Im Unterschied zu anderen Disziplinen, insbesondere der Geschichtswissenschaft, hat die kunsthistorische Forschung Ostmitteleuropas keinen systematischen, die ganze Region übergreifenden Versuch unternommen, die Tradition der eigenen Forschung zu erfassen und einer ideologiekritischen und wissenschaftlichen Revision zu unterziehen. Mit dem Tagungsprojekt soll ein Schritt in diese Richtung gemacht werden.
Hauptthema der Debatte soll die Rolle der Kunsthistoriographie im Prozeß der Identitätsbildung der ostmitteleuropäischen Völker, Nationalitäten, Nationen und Staaten im 19. und 20. Jahrhundert sein.

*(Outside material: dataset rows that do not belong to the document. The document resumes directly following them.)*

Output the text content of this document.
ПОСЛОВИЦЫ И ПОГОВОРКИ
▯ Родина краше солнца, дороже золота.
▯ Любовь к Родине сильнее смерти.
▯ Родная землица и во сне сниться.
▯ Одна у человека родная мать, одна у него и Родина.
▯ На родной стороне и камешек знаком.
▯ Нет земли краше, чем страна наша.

Die Kunstgeschichtsschreibung zur Geschichtsregion Ostmitteleuropa, deren Kern die böhmischen, polnischen und ungarischen Herrschaftsgebiete jeweils in ihren historischen Grenzen und ethnischen Zusammensetzungen bilden, wurde durch die unterschiedlichen wissenschaftlichen Traditionen geprägt. Für diese Region bedeuten der Erste Weltkrieg, der zweite Weltkrieg und das Jahr 1989/90 schärfste Zäsuren zwischen der Zugehörigkeit in politisch differierende Organisationssysteme wie der Einordnung in Großreiche und der Nationalstaatlichkeit.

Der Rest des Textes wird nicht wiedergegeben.